This post was updated at 9:30 a.m.
The daily lowdown on books, publishing, and the occasional author behaving badly.
Alice Munro, "master of the contemporary short story," has won the Nobel Prize in Literature, the Swedish Academy announced Thursday morning. The Nobel committee noted that the Canadian author's "texts often feature depictions of everyday but decisive events, epiphanies of a kind, that illuminate the surrounding story and let existential questions appear in a flash of lightning." In a statement released by her publisher, Munro said she is "amazed, and very grateful," adding, "I'm happy, too, that this will bring more attention to Canadian writing." Munro is the first Canadian author to win the prize, aside from Saul Bellow, who was born in Canada but lived in the U.S. NPR's Lynn Neary celebrated the choice on Morning Edition, saying, "In a really short space of time, she can provide a fully realized story that provides remarkable insight into human beings, their shortcomings, their complexities, their loves, their lives." (You can read several of Munro's recent short stories, including the excellent "Deep-Holes" over at The New Yorker.) Academy Permanent Secretary Peter Englund lauded Munro's focus on a small Canadian landscape of "broad rivers and small towns," adding that "she has everything she needs in this small patch of earth." Munro, who is 82, recently announced that she likely will give up writing: "Not that I didn't love writing, but I think you do get to a stage where you sort of think about your life in a different way. And perhaps, when you're my age, you don't wish to be alone as much as a writer has to be." Englund noted Thursday that if Munro does indeed stop writing, it's OK, saying, "What she's done is quite enough." The Nobel is given annually to "the person who shall have produced in the field of literature the most outstanding work in an ideal direction," according to the will of prize founder Alfred Nobel.

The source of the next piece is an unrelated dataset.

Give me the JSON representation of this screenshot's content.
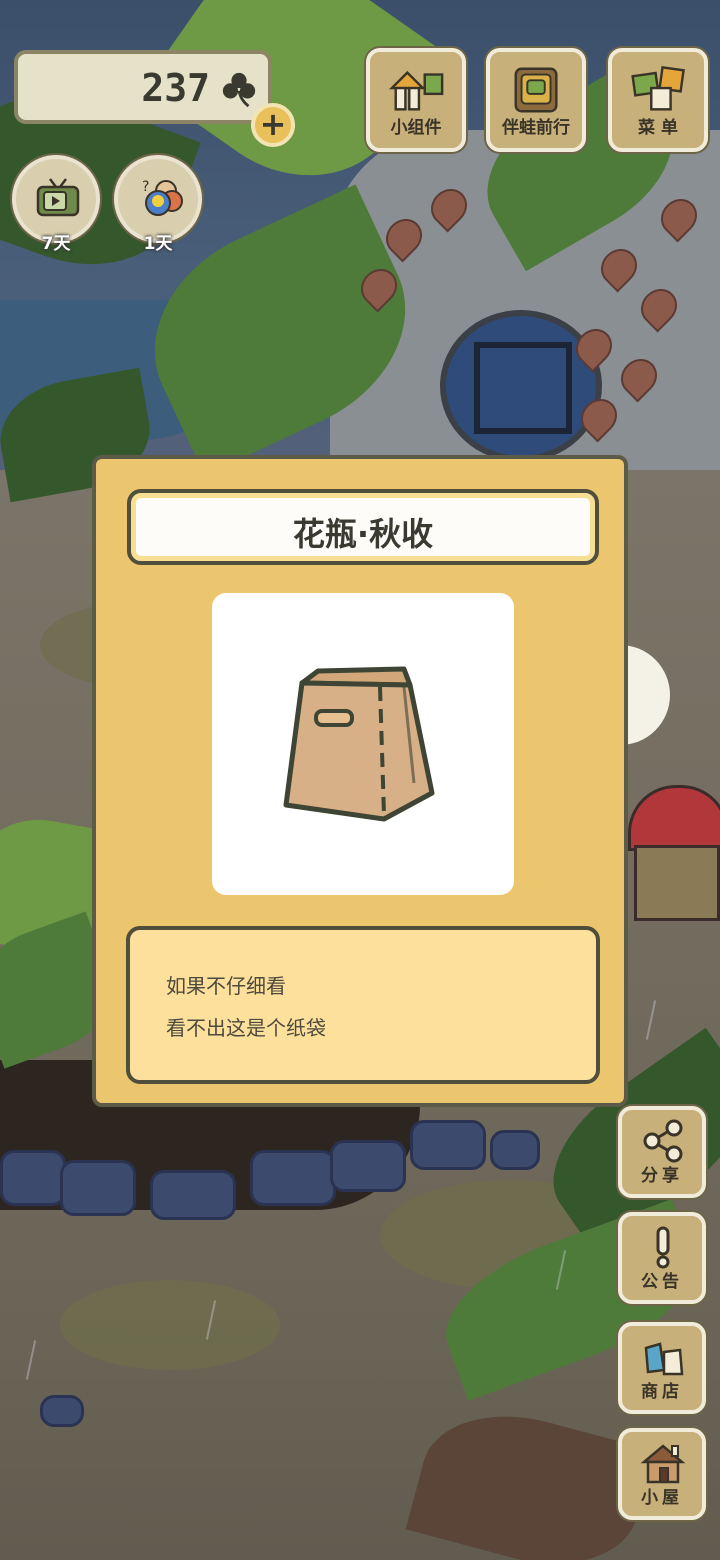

For the literary magazine n+1, Alice Gregory writes an utterly captivating essay about surfing (in a David Foster Wallace writing about tennis kind of way). She narrates, "Zach Wormhoudt, in green, is confidently zooming left on a wave when a mantle of foam suddenly obscures him. The wave he's taken off on has collapsed, going from a dark, coherent form to chaos — messier and whiter and maybe even bigger than a cloud. We all gasp. About twenty seconds later, he bobs up like a rubber ball. I can't make out his features from here, but I wouldn't be surprised if he was grinning."

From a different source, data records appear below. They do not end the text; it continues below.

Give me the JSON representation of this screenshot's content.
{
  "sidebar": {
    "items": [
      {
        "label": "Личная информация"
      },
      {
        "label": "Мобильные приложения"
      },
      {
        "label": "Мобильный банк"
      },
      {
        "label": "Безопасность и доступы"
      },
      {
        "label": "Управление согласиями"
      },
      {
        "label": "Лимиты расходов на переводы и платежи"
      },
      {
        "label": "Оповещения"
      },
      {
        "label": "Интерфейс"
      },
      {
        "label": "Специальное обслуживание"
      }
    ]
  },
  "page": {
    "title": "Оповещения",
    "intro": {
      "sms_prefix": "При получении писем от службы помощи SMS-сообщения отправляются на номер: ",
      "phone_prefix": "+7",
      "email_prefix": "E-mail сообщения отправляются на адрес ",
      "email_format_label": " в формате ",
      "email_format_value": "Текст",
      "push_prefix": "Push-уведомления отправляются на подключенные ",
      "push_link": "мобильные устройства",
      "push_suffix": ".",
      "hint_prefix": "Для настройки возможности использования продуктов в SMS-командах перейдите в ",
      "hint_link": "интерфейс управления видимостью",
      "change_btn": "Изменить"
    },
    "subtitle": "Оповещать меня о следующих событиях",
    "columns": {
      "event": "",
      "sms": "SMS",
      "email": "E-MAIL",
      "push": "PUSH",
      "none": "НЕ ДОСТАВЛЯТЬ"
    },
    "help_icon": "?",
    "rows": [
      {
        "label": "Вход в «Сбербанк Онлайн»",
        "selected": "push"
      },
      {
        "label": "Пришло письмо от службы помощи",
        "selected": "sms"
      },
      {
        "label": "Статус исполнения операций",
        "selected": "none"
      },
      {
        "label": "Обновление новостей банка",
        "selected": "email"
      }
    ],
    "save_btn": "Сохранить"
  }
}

PEN features a new poem by Sherman Alexie, "The Shaman of Ice Cream" (which plays with Wallace Stevens' poem "The Emperor of Ice-Cream"). Alexie writes: "In his coffin, our father is cold to the touch /... He is a fossilized hive./ If I picked him up, I could shake him/ like a gourd rattle. / Let this goodbye be a death scream. / The only shaman is the shaman of ice cream."
Flavorwire runs excerpts from the diary of a teenage F. Scott Fitzgerald, who evidently developed his spelling skills later in life: "Finally Violet had a party which was very nice and it was the day after this that we had a quarrel. She had some sort of book called flirting by sighns and Jack and I got it away from Violet and showed it too all the boys. Violet got very mad and went into the house. I got very mad and therefor I went home. Imediatly Violet repented and called me up on the phone to see if I was mad. However I did not want to make up just then and so I slammed down the receiver."
Alexandra Schwartz reports on bookstore culture in France: "As online sales rise, Amazon has come to be seen in France as le mastodonte américain, the mammoth capitalist interloper rumbling across the Atlantic to trample on the delicacies of culture."
For NPR, Martha Woodroof delves into the complicated romance between author and agent: "Most book sales to major houses still are made through agents. So why, in this uncertain age dominated by the hunt for the next blockbuster, do agents even mess with first-time novelists? Because they fall in love."